Mmmmhum. This one-to-one pep talk was conducted while Zsolt worked some overtime on his recent paper submission. I whipped off my shirt and bra, sat down in front of my Ikea mirrors (mirrors because we were too cheap to buy a full length… instead we have several squares lined up vertically on the wall), and just looked in the mirror for a while. And yes, there is a physical difference between my two breasts; the right nipple (cancer boob) has started to turn in, and a bit of red spotting has appeared on the skin. I looked up close, I leaned far back, I covered my right side and tried to image it was a patch of scarred blankness.

And finally, I had the talk. Basically it went along the lines of, “Catherine, you have cancer and losing the breast is the best step to being rid of it all.” Which I found hard to believe. “I have cancer? Me?” “Yes, you have cancer.” [Fun Fact: people may tell you that cancer is inside your body, but it is incredibly difficult to believe them. I can go to the screening, see pictures of the lumps, have my breast removed, be told I’ll need chemo . . . and all the while I’ll still be saying: “who, me?”] “Yes, you.” This is what I kept telling myself. And then, moving on, “You can’t be scared because this operation is a good thing. It’s a good day, and a freaking miracle – and they know what they’re doing – so just let go of your control issues, at least on Thursday.”

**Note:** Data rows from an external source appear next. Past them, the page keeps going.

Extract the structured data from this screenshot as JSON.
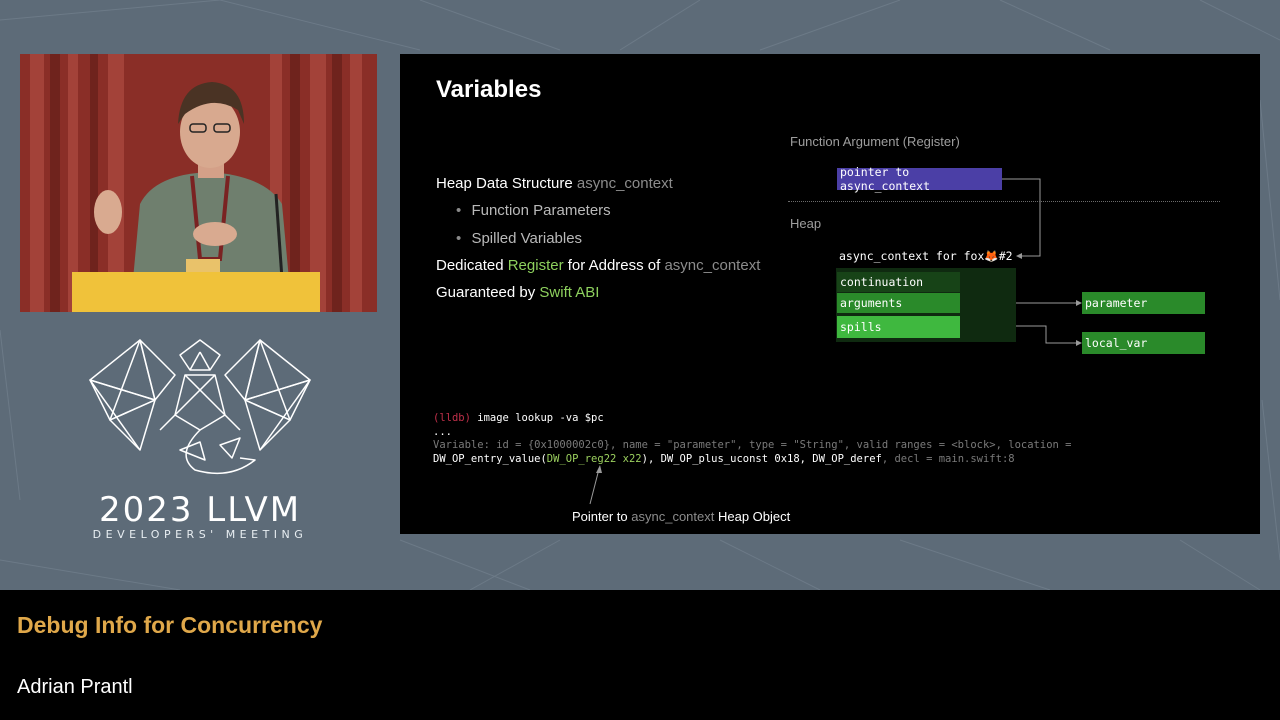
{
  "slide": {
    "title": "Variables",
    "bullets": {
      "b1_text": "Heap Data Structure ",
      "b1_code": "async_context",
      "b2_text": "Function Parameters",
      "b3_text": "Spilled Variables",
      "b4_pre": "Dedicated ",
      "b4_hl": "Register",
      "b4_mid": " for Address of ",
      "b4_code": "async_context",
      "b5_pre": "Guaranteed by ",
      "b5_hl": "Swift ABI"
    },
    "diagram": {
      "register_heading": "Function Argument (Register)",
      "pointer_box": "pointer to async_context",
      "heap_heading": "Heap",
      "context_header": "async_context for fox🦊#2",
      "field_continuation": "continuation",
      "field_arguments": "arguments",
      "field_spills": "spills",
      "target_parameter": "parameter",
      "target_local_var": "local_var"
    },
    "code": {
      "prompt": "(lldb)",
      "command": " image lookup -va $pc",
      "ellipsis": "...",
      "variable_line": "Variable: id = {0x1000002c0}, name = \"parameter\", type = \"String\", valid ranges = <block>, location =",
      "loc_pre": "DW_OP_entry_value(",
      "loc_hl": "DW_OP_reg22 x22",
      "loc_post": "), DW_OP_plus_uconst 0x18, DW_OP_deref",
      "loc_dim": ", decl = main.swift:8"
    },
    "caption": {
      "pre": "Pointer to ",
      "code": "async_context",
      "post": " Heap Object"
    }
  },
  "logo": {
    "year": "2023 LLVM",
    "subtitle": "DEVELOPERS' MEETING"
  },
  "lower_third": {
    "talk_title": "Debug Info for Concurrency",
    "speaker": "Adrian Prantl"
  },
  "colors": {
    "background": "#5d6b78",
    "title_accent": "#e0a84a",
    "pointer_box": "#4b3fa6",
    "green_field": "#2a8a2a",
    "spills_field": "#3fb83f"
  }
}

Anyhow. No more details on that. It was a discussion to remember, but I’m glad I had it. My mom suggested talking in the mirror, and I’m very thankful she did.

Two:  Get on with life.

Which, sorry Mom and Dad, is the reason I haven’t written any posts. There were things to do, people to see, and places to go. Saturday was a night out with friends, Monday turned into drinks and a £4 brownie down at Tragos, and Tuesday was my writing group, followed by a discussion on flirting and online dating. Also there was work, and acupuncture (or acupressure, which I tend to prefer), and going to the beach with my man. All the while my surgery rose and fell in my mind, but thank God for good company – they have all been so wonderful and supportive. Overall, it’s been a very good week.

Three: Pre assessment.

Zsolt and I arrived at the hospital 9.00 am sharp. The waiting room was totally empty, so we sat and hummed and watched the nurses and doctors arrive.  About 9.10 am we were called into a side room. Here the nurse took my blood pressure, weight, height and asked me to go back into the waiting room.  She was quite nice. Then, around 9.20 am a second nurse called me into a second side room. Here we discussed my medical history, she gave me some disinfectant to shower with, and I had to swab my nose and leg/stomach crease. It felt formal, quite quick. She was less personable, but not bad.

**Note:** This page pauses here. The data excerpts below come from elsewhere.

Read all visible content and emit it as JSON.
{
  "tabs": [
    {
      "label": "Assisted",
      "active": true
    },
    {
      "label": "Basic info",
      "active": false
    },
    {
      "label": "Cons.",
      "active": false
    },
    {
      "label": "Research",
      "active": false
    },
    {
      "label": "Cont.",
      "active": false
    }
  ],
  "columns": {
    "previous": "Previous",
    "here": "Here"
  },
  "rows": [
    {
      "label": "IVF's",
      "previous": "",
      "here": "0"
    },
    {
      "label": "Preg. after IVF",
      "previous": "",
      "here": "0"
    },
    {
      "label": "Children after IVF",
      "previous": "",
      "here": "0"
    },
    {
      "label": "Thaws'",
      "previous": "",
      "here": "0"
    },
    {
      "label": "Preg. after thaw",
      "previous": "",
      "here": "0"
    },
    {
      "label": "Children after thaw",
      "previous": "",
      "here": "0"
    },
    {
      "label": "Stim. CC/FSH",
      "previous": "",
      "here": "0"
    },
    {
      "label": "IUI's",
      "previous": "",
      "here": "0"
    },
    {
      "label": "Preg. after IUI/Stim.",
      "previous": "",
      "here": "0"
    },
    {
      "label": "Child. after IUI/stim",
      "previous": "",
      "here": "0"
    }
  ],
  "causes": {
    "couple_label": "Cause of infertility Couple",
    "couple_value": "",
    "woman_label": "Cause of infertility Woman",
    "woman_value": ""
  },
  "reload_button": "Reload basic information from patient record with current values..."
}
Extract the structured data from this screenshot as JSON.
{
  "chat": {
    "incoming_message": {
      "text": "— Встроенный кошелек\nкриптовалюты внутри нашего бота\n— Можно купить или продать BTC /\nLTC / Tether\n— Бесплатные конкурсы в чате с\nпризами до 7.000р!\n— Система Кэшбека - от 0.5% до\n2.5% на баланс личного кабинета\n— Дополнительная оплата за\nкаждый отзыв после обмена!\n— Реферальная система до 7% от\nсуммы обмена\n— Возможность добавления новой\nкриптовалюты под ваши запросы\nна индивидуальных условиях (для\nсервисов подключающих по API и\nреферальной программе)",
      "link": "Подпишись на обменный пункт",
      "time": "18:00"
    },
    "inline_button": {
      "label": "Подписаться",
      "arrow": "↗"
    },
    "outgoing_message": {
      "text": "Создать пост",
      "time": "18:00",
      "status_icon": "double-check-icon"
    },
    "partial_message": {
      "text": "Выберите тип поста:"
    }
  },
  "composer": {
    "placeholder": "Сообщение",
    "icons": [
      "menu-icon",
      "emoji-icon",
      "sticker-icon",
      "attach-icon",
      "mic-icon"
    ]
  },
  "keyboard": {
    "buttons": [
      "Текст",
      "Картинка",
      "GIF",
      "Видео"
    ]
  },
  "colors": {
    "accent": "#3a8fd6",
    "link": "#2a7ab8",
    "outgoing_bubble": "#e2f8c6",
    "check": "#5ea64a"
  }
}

Also, I had a bit of Thursday explained to me. Apparently I would arrive at 12, say goodbye to Zsolt and then wait for my surgery (which could happen any time between 12 and 7pm). I would then be taken to my room to sleep off the anaesthetic.  It was likely I’d be able to see Zsolt, though she wasn’t definite on that.

Eh? What? Are you kidding me? To sit alone for an entire afternoon waiting for an operation while twiddling my fingers and quietly freaking out does not sound like fun. No sir. Not for me.

So today I called one of my Breast Care Nurses (incredible team of women!) who managed to calm me down. She said Zsolt would be allowed to take me into the Day Surgery Room, and we could possibly get away with having him there for a short while. Apparently the area can get crowded, so the nurses like to keep it clear. But at least he can walk me in.  Then I’ll see a round of doctors and someone will come round to give me some giant socks to stop blood clotting.  She also said I probably won’t have to wait all afternoon. Thank goodness for great people skills, because she calmed me down quite a bit.

Anyhow, there’s a picture of what I’ve done this week, and what I may be doing tomorrow. Which leave the last step. . .

Four: show up.

And then the rest is up to them. So breath – in, and out, and in – and let go of the control . . . in and out and in . . .

Thanks to everyone for all your support and encouragement. It means an incredible amount to me. If you can, please spare a thought tomorrow at some point between noon and seven. That’s when I’ll need it most.

See you on the other side. Tomorrow this cancer is OUTTA HERE.  Whew!